This Year’s Free Agency, or Lack Thereof, Visualized

As basically anyone who follows baseball has noticed this years free agency has dragged on through today January 24th with really nothing of note happening. It’s frustrating for the fans, the media and most of all the players. I decided to look back at the last six years to the 2012-2013 offseason and compare the money spent on all free agent contracts of three years or more as most of the best players get some sort of lengthy deal. To this point this offseason less than half of the top 50 free agents according to mlbtraderumors.com have signed and only one of their top 10, Wade Davis. Only 8 free agents among FanGraphs’ top 20 have signed.

Let’s start with the obvious, the number of deals this offseason is extremely low to this point in the winter. I looked back at all the deals each year and verified the date the deals were announced and sorted by month. Here though is the total number of deals three or more years in length as of January 20th in each of those years.

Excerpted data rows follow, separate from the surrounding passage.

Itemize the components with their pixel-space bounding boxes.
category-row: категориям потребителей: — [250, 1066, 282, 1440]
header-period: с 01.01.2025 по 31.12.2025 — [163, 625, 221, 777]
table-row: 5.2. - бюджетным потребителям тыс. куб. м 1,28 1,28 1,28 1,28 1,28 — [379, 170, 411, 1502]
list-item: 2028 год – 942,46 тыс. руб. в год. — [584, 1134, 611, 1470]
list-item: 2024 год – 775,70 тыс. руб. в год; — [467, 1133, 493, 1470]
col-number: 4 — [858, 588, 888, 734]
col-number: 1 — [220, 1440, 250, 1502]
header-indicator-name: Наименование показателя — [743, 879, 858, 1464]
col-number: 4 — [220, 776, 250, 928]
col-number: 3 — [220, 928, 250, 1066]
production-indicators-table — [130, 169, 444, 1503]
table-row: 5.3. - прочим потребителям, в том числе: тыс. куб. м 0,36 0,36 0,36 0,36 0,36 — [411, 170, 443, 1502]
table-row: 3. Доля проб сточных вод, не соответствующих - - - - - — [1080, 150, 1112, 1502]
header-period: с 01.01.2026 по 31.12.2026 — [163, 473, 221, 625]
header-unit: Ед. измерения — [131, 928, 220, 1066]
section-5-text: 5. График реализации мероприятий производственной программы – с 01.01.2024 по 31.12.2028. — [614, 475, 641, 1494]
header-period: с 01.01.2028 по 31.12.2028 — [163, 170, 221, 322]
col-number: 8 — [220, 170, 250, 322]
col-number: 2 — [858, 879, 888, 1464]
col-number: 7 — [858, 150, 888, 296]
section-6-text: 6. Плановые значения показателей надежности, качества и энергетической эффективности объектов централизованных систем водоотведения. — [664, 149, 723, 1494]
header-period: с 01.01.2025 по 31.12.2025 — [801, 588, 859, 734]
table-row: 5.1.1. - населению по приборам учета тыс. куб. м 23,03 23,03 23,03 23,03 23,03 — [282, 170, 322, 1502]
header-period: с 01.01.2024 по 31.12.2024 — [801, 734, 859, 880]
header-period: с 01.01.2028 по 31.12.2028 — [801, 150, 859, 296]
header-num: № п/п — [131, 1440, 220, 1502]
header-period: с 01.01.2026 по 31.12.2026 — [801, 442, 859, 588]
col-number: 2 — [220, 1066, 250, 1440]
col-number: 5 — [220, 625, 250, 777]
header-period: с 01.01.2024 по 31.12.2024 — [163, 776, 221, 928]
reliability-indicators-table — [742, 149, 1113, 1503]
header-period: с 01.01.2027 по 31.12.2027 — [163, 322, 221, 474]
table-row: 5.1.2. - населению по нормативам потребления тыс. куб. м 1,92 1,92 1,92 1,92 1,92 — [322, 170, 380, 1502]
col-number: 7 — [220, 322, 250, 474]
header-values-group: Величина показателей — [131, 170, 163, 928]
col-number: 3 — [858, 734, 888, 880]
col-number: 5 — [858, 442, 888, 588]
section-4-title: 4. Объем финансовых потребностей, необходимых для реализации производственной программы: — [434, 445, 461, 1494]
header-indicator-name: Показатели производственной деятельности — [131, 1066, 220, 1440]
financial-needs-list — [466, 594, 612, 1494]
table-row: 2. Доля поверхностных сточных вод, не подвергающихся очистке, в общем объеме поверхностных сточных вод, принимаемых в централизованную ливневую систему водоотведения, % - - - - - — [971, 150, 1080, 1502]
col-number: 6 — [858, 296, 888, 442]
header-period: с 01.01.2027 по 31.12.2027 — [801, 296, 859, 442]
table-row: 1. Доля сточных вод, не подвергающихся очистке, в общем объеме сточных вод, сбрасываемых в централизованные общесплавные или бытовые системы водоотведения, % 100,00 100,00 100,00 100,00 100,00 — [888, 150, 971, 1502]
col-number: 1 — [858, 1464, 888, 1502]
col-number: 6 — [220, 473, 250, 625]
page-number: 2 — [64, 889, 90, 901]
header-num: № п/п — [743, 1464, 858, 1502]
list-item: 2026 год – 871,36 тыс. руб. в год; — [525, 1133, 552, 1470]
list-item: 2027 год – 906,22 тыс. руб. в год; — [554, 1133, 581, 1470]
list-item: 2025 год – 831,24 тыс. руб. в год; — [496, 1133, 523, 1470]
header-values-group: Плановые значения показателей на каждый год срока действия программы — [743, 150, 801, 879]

As you can see this year teams just aren’t wanting to commit to longer-term deals hardly at all. Currently this offseason there have been just nine deals of any real length. Three of those were signed by the Colorado Rockies alone with the signings of Wade Davis, Bryan Shaw and Jake McGee. Every deal of three or more years this offseason has been for just three years, no longer deals have been signed as of yet. At this point in the year the number of deals is for all intents and purposes half, or less than halfof what has been normal in recent years so everyone is right to think this year’s Hot Stove is quite cold.

So what kind of money are teams committing?

Again as seen here, for this point in the year the $ spent are incredibly low as well. These figures will surely rise when/if the top free agents start to sign but as they sit currently the low level of spending is almost mind-blowing. Four of the five previous years by January 24th teams in MLB had committed either very close to well over a billion, yes with a b, dollars to free agents on long term deals. This year’s total currently sits at $415 million. To put that in perspective in the 2015 offseason David Price and Zack Greinke combined for more money than that at $423.5 million between them. So what’s different this year? Has the free agent spending bubble burst? It’s most certainly not the qualifying offer and the loss of a draft pick holding teams back anymore.

Here you will see the total spent as the months passed in previous offseasons. What is obviously missing this year is all the big names signing in December like most years. Now the biggest question is when will those names sign? Will it be before the end of January… February… Spring Training? We are only 20 days away from pitchers and catchers reporting to spring training and the picture of this offseason is not pretty.